I still don't see why pg_try should be a no-op in plrust. It certainly surprises me as a user. It can't be made safe in trusted plrust, so I would expect it to be rejected at compile time (ideally) or runtime if the pg_try is ever reached (regardless of whether an ERROR is thrown) with a message saying that pg_try is not allowed.

pg_try interacts with PgLogLevel::PANIC?

No. I was just using those as two examples of things that can't be allowed by trusted plrust. So, if we had, for example, a feature for the pgx crate called trusted_mode, it would have to reject both of those.

Whereas the abort-on-error behavior seems like a separate thing to me that might be desirable separately without trusted mode.

I shouldn't have brought up multiple points in one issue, because I think it's distracting from the main point that I find the pg_try behavior surprising and I think it should be rejected instead.

No, correctness reasons.

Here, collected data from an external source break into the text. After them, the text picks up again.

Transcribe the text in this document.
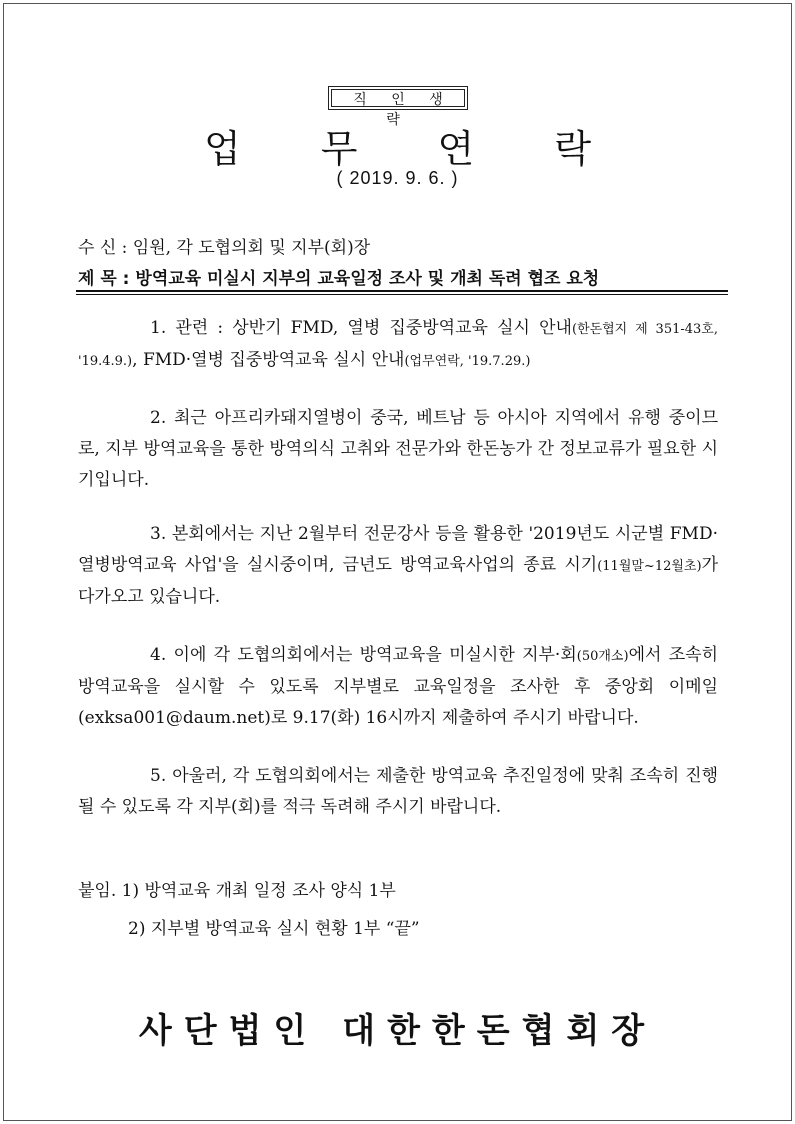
직 인 생 략
업 무 연 락
( 2019. 9. 6. )
수 신 : 임원, 각 도협의회 및 지부(회)장
제 목 : 방역교육 미실시 지부의 교육일정 조사 및 개최 독려 협조 요청
1. 관련 : 상반기 FMD, 열병 집중방역교육 실시 안내(한돈협지 제 351-43호, '19.4.9.), FMD·열병 집중방역교육 실시 안내(업무연락, '19.7.29.)
2. 최근 아프리카돼지열병이 중국, 베트남 등 아시아 지역에서 유행 중이므로, 지부 방역교육을 통한 방역의식 고취와 전문가와 한돈농가 간 정보교류가 필요한 시기입니다.
3. 본회에서는 지난 2월부터 전문강사 등을 활용한 '2019년도 시군별 FMD·열병방역교육 사업'을 실시중이며, 금년도 방역교육사업의 종료 시기(11월말~12월초)가 다가오고 있습니다.
4. 이에 각 도협의회에서는 방역교육을 미실시한 지부·회(50개소)에서 조속히 방역교육을 실시할 수 있도록 지부별로 교육일정을 조사한 후 중앙회 이메일(exksa001@daum.net)로 9.17(화) 16시까지 제출하여 주시기 바랍니다.
5. 아울러, 각 도협의회에서는 제출한 방역교육 추진일정에 맞춰 조속히 진행될 수 있도록 각 지부(회)를 적극 독려해 주시기 바랍니다.
붙임. 1) 방역교육 개최 일정 조사 양식 1부
2) 지부별 방역교육 실시 현황 1부 “끝”
사단법인 대한한돈협회장
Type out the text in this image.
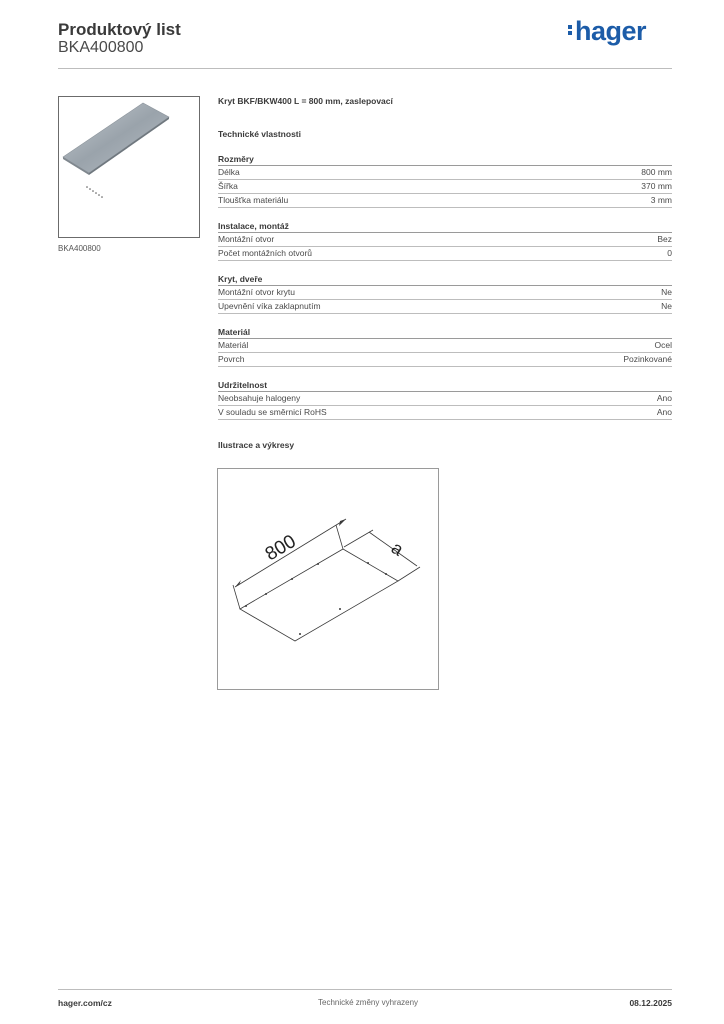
Produktový list
BKA400800
hager
BKA400800
Kryt BKF/BKW400 L = 800 mm, zaslepovací
Technické vlastnosti
Rozměry
Délka	800 mm
Šířka	370 mm
Tloušťka materiálu	3 mm
Instalace, montáž
Montážní otvor	Bez
Počet montážních otvorů	0
Kryt, dveře
Montážní otvor krytu	Ne
Upevnění víka zaklapnutím	Ne
Materiál
Materiál	Ocel
Povrch	Pozinkované
Udržitelnost
Neobsahuje halogeny	Ano
V souladu se směrnicí RoHS	Ano
Ilustrace a výkresy
800	a
hager.com/cz	Technické změny vyhrazeny	08.12.2025
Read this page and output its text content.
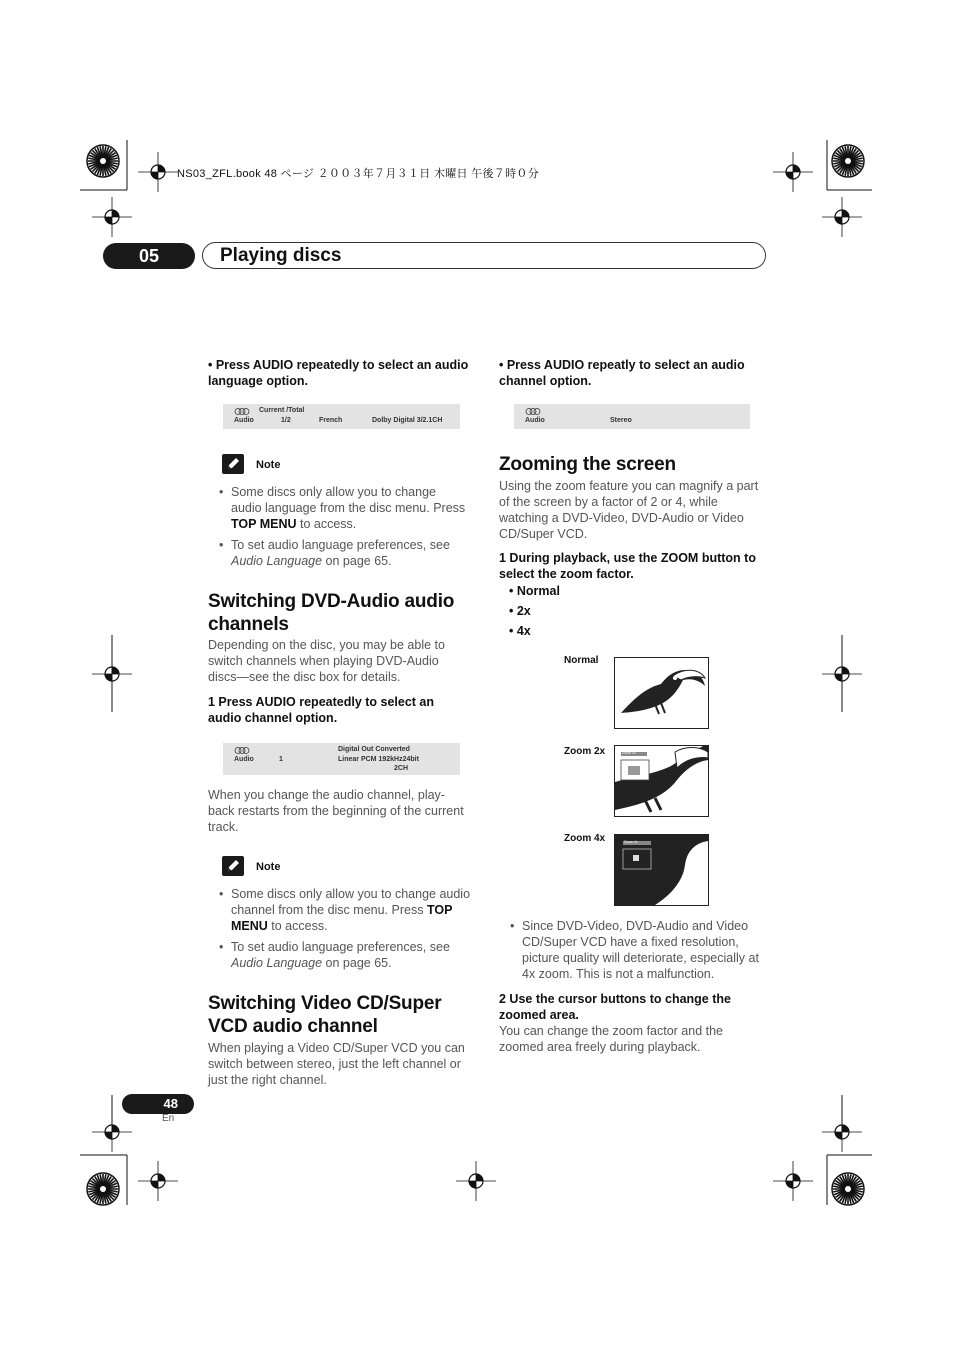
NS03_ZFL.book 48 ページ ２００３年７月３１日 木曜日 午後７時０分
05	Playing discs
• Press AUDIO repeatedly to select an audio language option.
Current /Total
Audio	1/2	French	Dolby Digital 3/2.1CH
Note
• Some discs only allow you to change audio language from the disc menu. Press TOP MENU to access.
• To set audio language preferences, see Audio Language on page 65.
Switching DVD-Audio audio channels
Depending on the disc, you may be able to switch channels when playing DVD-Audio discs—see the disc box for details.
1 Press AUDIO repeatedly to select an audio channel option.
Audio	1
Digital Out Converted
Linear PCM 192kHz24bit
2CH
When you change the audio channel, play-back restarts from the beginning of the current track.
Note
• Some discs only allow you to change audio channel from the disc menu. Press TOP MENU to access.
• To set audio language preferences, see Audio Language on page 65.
Switching Video CD/Super VCD audio channel
When playing a Video CD/Super VCD you can switch between stereo, just the left channel or just the right channel.
• Press AUDIO repeatly to select an audio channel option.
Audio	Stereo
Zooming the screen
Using the zoom feature you can magnify a part of the screen by a factor of 2 or 4, while watching a DVD-Video, DVD-Audio or Video CD/Super VCD.
1 During playback, use the ZOOM button to select the zoom factor.
• Normal
• 2x
• 4x
Normal
Zoom 2x	Zoom 2x
Zoom 4x	Zoom 4x
• Since DVD-Video, DVD-Audio and Video CD/Super VCD have a fixed resolution, picture quality will deteriorate, especially at 4x zoom. This is not a malfunction.
2 Use the cursor buttons to change the zoomed area.
You can change the zoom factor and the zoomed area freely during playback.
48
En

Very convoluted ones, but nonetheless.

I understand that pg_try is certainly not something that can be in a trusted PL (unless it was implemented with subtransactions like in plpgsql).

But for the specific case of turning C longjmp() into rust panic!(), I don't immediately see why that can't be done in trusted plrust correctly.

I thought based on our discord conversation that the main reason was performance of the additional setjmp calls. There's also the issue that catching a longjmp in rust is relying on UB, but that would be the same for other pgx usage.

jeff-davis avatar Sep 28 '22 17:09 jeff-davis

In my work on the Rust standard library, I have become very comfortable with merging, splitting, or removing feature flags entirely. I am not attached to a fixed suite of feature flags, and for under-explored features which may not have sharp definitions, I am comfortable naming them after the project they are associated with. I have no intention of altering the way these feature flags are segmented at this time as I do not wish to become more attached to features currently in-flux by trying to move them to more sensical or "permanent" names.

As for pg_try, the way it was changed is because an implementation detail that is far deeper inside pgx, and is in many cases called directly, was changed. I don't really intend to focus on addressing higher-level niceties at this time.

workingjubilee avatar Sep 28 '22 22:09 workingjubilee

I don't really intend to focus on addressing higher-level niceties at this time.

By that you mean that pg_try will remain a no-op in plrust?

I can't say that I agree, but so be it.